A most excellant review by you, as usual!...(Know wonder you received so many Dardos, I think that Sam Juliano, awarded you, with another Dardos in your absent from the board.?!?)

hmm...from the you learn something new every day dept. T.S. said, "Both were short, with dark hair and the toothbrush moustache that the latter stole from the former." Wow!..that is very interesting!...being an artist, I rendered chaplin on canvas two years ago. (and recently some thumbnail portraits of him toothbrush moustache and all...)

Tks, you for sharing!
Dcd ;-D

T.S.,and T.S's readers,
I have linked a very interesting critique by
Critic A.O. Scott, discussing Chaplin's City Lights... http://video.nytimes.com/video/2009/03/09/movies/1194838466249/critics-picks-city-lights.html

Anonymous,  16 March, 2009  

This is as fine and passionate a defense of THE GREAT DICTATOR that you'll ever come across. Still, I do not myself consider this one of his very greatest films.
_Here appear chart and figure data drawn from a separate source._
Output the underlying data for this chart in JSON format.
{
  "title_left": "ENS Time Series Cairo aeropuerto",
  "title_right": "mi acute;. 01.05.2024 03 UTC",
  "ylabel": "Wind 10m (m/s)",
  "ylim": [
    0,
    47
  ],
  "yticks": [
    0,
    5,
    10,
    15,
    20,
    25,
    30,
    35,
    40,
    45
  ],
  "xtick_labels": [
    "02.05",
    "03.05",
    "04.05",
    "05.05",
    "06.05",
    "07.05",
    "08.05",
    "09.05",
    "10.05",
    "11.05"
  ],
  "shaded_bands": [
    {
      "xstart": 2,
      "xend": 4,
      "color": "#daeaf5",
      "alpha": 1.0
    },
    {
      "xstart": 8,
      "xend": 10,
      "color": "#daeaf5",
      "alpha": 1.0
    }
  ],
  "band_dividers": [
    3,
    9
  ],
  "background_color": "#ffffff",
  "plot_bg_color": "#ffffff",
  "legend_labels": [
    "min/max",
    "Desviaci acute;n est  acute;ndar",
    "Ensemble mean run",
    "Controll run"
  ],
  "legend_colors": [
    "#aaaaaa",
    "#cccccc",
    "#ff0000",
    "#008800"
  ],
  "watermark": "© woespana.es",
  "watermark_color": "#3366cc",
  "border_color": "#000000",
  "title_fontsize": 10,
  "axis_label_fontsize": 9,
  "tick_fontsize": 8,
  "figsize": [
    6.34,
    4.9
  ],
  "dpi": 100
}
I rank them:
1) City Lights
2) Modern Times
3) The Gold Rush
4) The Circus
5) Monsieur Verdoux
6) Limelight
and then "The Great Dictator" among the feature-length films. I must say that R.D. Finch makes some valid contentions there, and I must definitely check out his review soon. That said, I just didn't find this film all that funny, and Chaplin may well be my favorite American director of them all.

Joel Bocko 19 March, 2009  

Believe it or not, I have yet to see the whole of The Great Dictator (I saw half once, in a class, and enjoyed it immensely - why I never picked it up and resumed where I left off is a testament to my penchant for distractability).

Excellent review and one that will (hopefully) encourage me to finish the damn movie. (And while I'm at it, pick up the several classic books I stopped mid-stream last year, but that's another story...)

RewoundEnt 05 April, 2009  

I whole-heartedly agree with everything you pointed out. This is actually my favourite Chaplin film, closely followed by Modern Times. Good job defending The Great Dictator!